Todavía estoy en ese punto en el que si me dices «te echo de menos», siento que el corazón se me aceleraría y cometería una locura, y es que te diría «yo también» sin dudarlo.

El olvido aún no ha tomado control de mis recuerdos, ni de mi corazón. Aún siento que esta brecha hecha de silencio y tiempo la superaríamos con un reencuentro, un beso, una noche. Así quedaría todo en el pasado, como un mal sueño.

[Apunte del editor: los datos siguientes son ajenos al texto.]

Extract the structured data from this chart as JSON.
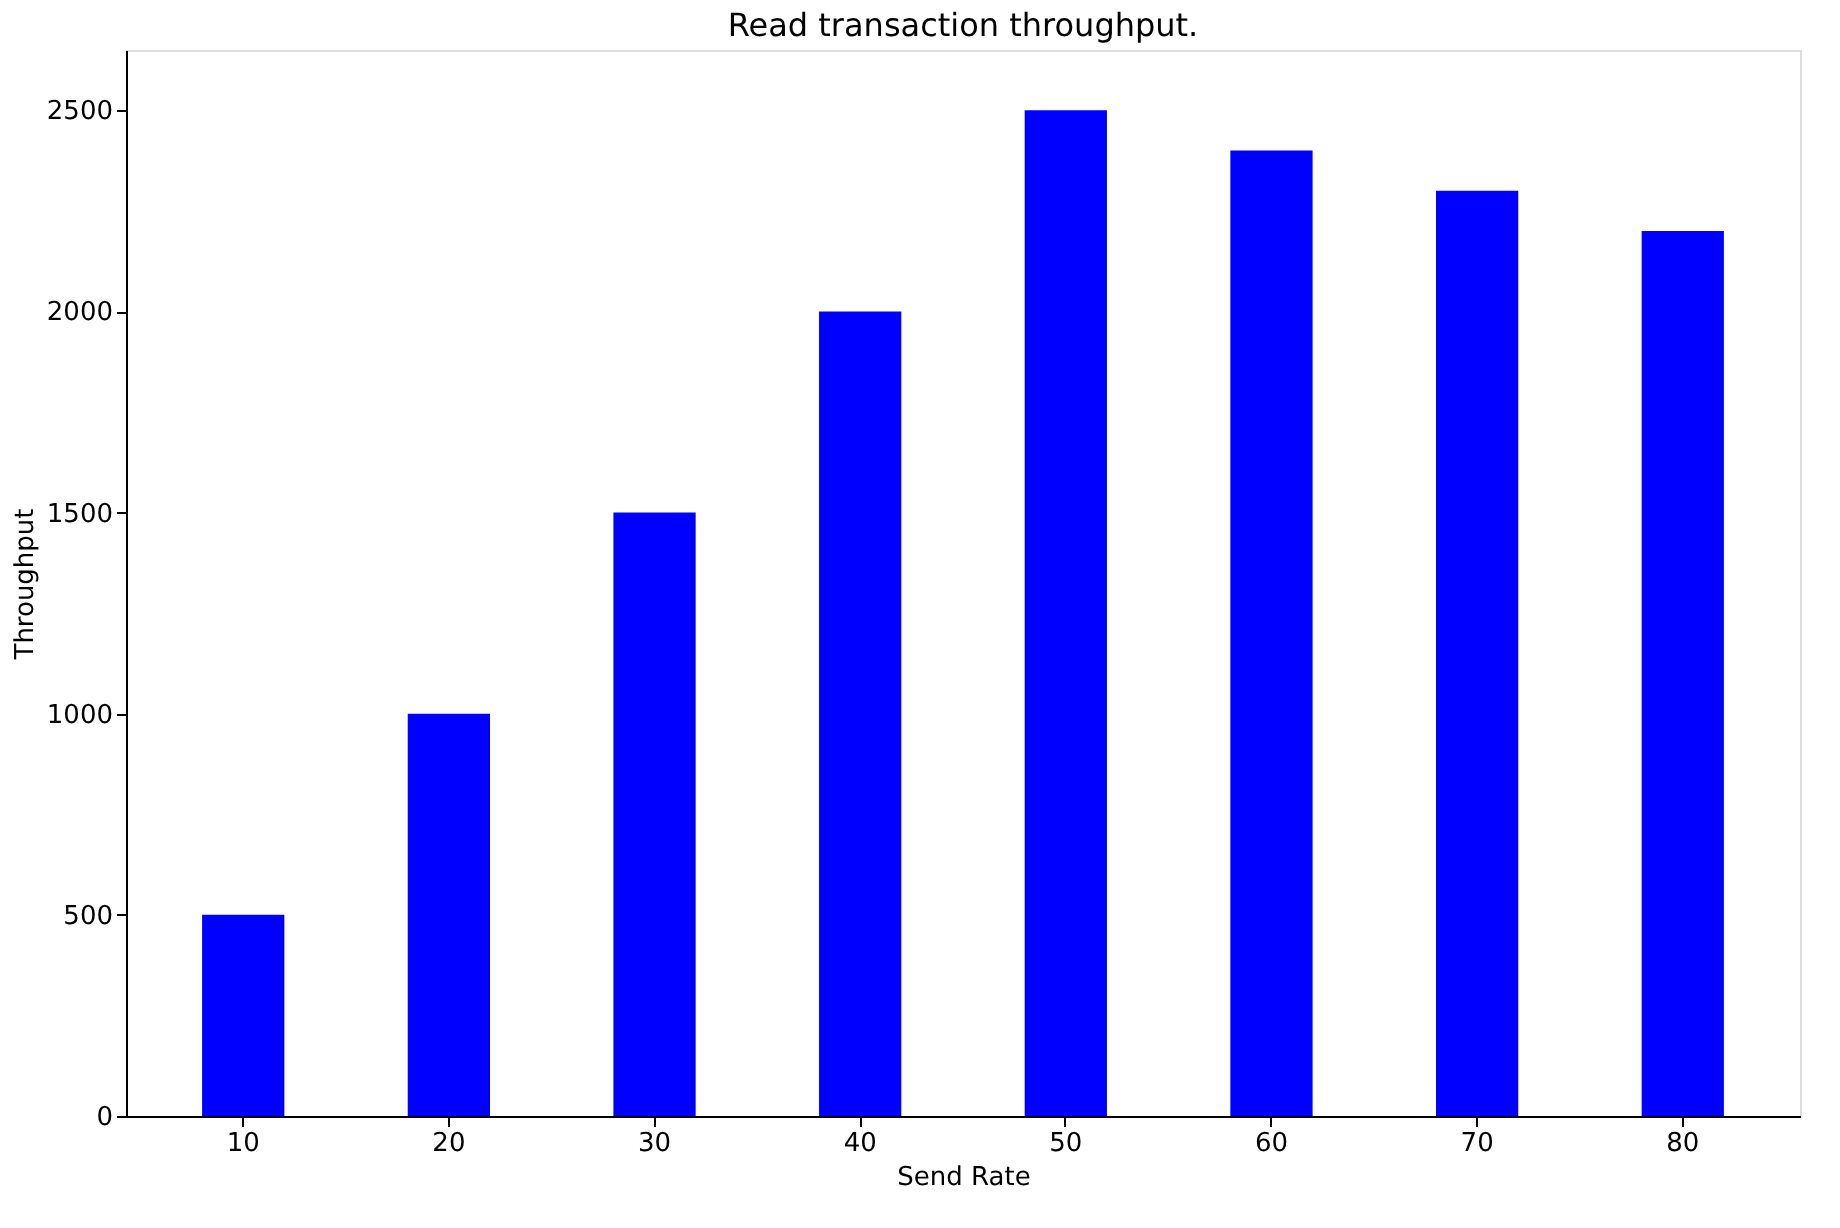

No obstante, te resiento: me hiciste llorar, me hiciste amarte, me hiciste sentir cosas que… hubiera querido no sentir si hubiera sabido que te marchabas. Si hubiera sabido de los miedos y las dudas, nunca te hubiera escrito aquella carta, ni te hubiera hecho aquella llamada; no hubiéramos hablado de poesía y de atardeceres, ni de cómo me ibas a devolver las fuerzas con una noche entre tus brazos y bajo tus besos. No hubiera pasado nada de eso si hubiera sabido que me iba a enamorar de ti de verdad.

Aún lo espero, no lo voy a negar: un mensaje sorpresa, algo que me desconcertaría, me cabrearía y me emocionaría al mismo tiempo; el mensaje que me dejaría sin aliento y sin palabras. Aún espero ese «te echo de menos» que parecería perdonarlo todo, que me perdonaría y te perdonaría; nos perdonaría.

“Aunque lo escriba en notas pequeñas, el sentimiento es inmenso dentro de mí… Y es que… Te echo de menos aún.” | Ian Blázquez

Aún creo que es posible que me eches de menos: que desde tu cama sientas mis palabras de una última noche de agosto mientras pienso en ti. Aún pienso en ti. Y aún te echo de menos.